Foster's THE MORPHODITE -- the plot -- is a loose, necessarily odd-structured assassination/fugitve story, and I have great affection for all the characters. BUT what captivates are the ideas.
The Morphodite character unites two crazy propositions, and two crazy propositions at the same time might be too many.
[SPOILERS? Pretty abstract, as spoilers go.]
1) A person is taught to change its own genetic structure and thereby change its body entirely, reverting into one of its own ancestors (or a new combination of its ancestral gene traits). In so doing, it swaps genders. That's a crazy proposition -- one that really affected my understanding of mortality, and which provoked me to read much more about genetic science.
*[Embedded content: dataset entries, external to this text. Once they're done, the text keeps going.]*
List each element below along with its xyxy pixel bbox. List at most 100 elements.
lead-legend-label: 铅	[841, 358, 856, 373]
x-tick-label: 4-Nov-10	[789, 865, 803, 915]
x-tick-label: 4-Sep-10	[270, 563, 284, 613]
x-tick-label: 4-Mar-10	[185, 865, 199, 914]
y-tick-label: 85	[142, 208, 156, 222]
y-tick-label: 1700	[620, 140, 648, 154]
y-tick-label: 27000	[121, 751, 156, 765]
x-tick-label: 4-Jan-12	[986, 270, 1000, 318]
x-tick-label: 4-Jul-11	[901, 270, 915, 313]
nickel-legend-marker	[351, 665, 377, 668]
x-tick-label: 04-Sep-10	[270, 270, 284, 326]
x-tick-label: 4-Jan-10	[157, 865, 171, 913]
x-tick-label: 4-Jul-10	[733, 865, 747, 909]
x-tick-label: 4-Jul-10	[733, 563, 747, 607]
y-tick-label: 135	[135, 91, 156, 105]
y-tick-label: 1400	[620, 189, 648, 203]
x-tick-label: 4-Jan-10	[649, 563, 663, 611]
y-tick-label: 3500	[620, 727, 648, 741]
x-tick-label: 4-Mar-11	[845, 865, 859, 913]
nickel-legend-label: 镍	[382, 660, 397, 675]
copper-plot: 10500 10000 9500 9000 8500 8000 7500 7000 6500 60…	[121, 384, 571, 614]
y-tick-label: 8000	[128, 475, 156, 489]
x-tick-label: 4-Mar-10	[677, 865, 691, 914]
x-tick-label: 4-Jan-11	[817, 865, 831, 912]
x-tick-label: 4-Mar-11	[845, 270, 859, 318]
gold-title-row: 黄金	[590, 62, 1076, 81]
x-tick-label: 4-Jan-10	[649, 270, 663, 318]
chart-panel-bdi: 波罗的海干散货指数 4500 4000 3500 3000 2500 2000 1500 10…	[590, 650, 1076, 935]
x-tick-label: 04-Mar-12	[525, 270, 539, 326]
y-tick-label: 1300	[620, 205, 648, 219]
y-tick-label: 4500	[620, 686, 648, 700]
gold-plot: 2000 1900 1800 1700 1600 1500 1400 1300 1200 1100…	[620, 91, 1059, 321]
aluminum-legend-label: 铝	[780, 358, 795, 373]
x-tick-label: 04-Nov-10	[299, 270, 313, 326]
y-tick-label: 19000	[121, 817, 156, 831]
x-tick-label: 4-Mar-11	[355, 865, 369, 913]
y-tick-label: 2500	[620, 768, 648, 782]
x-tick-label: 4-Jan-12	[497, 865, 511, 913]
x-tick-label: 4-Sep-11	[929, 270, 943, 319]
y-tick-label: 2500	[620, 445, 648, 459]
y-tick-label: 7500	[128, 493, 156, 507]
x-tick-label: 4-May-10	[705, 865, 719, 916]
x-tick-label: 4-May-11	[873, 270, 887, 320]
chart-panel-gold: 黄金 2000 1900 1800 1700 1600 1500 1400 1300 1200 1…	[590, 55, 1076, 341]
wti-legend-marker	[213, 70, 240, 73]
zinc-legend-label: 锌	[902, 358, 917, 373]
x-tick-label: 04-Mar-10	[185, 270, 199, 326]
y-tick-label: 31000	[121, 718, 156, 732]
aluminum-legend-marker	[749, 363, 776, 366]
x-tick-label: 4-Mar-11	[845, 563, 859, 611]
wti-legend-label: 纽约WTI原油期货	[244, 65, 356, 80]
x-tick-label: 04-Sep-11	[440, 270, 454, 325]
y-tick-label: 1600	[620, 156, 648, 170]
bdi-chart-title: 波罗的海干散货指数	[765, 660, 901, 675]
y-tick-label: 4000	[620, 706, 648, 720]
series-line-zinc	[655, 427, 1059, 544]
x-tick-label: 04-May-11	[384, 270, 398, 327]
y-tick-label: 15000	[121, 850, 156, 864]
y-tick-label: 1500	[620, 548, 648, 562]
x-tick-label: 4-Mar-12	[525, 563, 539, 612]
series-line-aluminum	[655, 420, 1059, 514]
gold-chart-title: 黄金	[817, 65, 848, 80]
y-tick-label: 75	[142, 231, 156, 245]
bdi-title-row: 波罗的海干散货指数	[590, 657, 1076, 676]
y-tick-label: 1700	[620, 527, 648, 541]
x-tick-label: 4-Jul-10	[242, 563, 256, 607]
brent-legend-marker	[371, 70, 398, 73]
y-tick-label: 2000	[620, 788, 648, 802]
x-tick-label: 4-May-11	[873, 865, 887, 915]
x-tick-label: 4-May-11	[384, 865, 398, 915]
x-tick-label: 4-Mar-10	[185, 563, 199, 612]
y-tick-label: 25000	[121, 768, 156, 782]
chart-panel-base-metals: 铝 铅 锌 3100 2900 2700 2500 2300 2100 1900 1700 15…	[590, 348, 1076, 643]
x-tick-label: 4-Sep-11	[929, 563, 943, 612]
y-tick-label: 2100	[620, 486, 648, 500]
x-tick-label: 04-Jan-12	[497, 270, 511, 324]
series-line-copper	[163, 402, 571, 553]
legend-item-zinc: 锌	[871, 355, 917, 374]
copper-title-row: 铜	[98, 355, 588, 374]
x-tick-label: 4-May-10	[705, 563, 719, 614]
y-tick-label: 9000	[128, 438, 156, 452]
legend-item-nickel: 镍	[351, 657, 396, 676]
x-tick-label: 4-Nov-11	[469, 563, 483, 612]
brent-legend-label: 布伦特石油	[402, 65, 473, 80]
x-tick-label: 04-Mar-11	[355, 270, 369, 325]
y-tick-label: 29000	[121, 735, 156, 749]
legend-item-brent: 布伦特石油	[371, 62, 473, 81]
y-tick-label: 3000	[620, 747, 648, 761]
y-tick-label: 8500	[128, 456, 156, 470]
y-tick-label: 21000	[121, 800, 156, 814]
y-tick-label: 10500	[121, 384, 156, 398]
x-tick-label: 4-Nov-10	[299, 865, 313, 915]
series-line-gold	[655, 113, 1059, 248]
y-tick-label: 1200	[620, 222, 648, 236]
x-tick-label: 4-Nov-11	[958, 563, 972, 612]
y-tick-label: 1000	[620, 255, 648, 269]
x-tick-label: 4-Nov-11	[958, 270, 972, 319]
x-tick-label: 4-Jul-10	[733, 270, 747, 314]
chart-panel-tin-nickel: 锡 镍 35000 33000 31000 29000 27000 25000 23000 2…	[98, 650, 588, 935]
2) In any social structure, there exist tiny variables that, altered or removed, may upset the entire structure. There are ways to determine the critical variable, change it, and overturn the whole applecart. And to observers at the time, the maneuver might seem invisible. That's a crazy proposition -- one that really affected my understanding of history and power, and which led me to study homeokinetics.
"It makes absolutely no difference whether we approach the universe from an initial position of truth or falsity. The truth will out, if we pursue it far enough, and the result will astound either origin equally." That's a quote burned into my head. It changed me, no kidding.
[END SPOILERS]
The book is followed by two sequels, TRANSFORMER and PRESERVER. The whole trilogy is pretty good, but it was Tiresio Rael in the first book who really got to me.